Or, les victimes ont unanimement condamné le fait qu'elles soient délaissées par la justice. Elles demandent comment on peut tolérer que les génocidaires soient bien nourris et soignés par le TPIR, pendant qu'elles meurent dans l'indifférence totale. Elles réclament du TPIR plus d'attention aux crimes à caractère sexuel et aux conséquences qui en découlent. Ce tribunal est doté d'un règlement qui l'autorise à assurer la réadaptation physique et psychologique des témoins et victimes, et elles lui demandent d'adopter une politique sur l'accès des victimes et témoins aux antirétroviraux et aux soins qui s'y rattachent.
Les organisations vouées à la solidarité internationale sont également interpellées. Une stratégie plus active et provictime dans la lutte contre le sida est nécessaire. Les victimes des viols et du sida ont le droit de prolonger leur espérance de vie grâce à l'accès aux traitements.

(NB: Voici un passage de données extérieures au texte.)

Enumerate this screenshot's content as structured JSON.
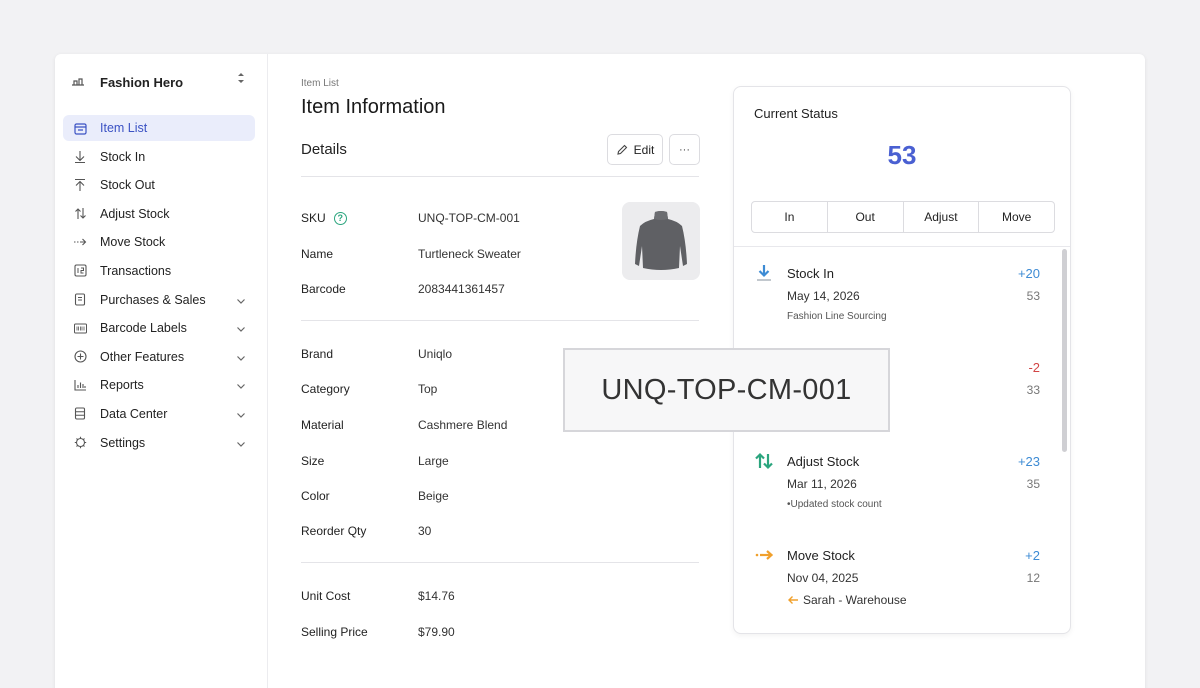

C'est à ce prix que la survie aura un sens. C'est à ce prix que des groupes de femmes violées et séropositives, comme l'association Duhozanye de Cyangugu, ne seront plus obligées de partager leurs maigres ressources entre les frais d'hospitalisation et l'achat de cercueils. Sur trente membres de cette association, il n'en reste que vingt-deux. Huit femmes sont mortes l'an passé. Victimes du sida ? Certes. Mais avant tout, victimes du génocide.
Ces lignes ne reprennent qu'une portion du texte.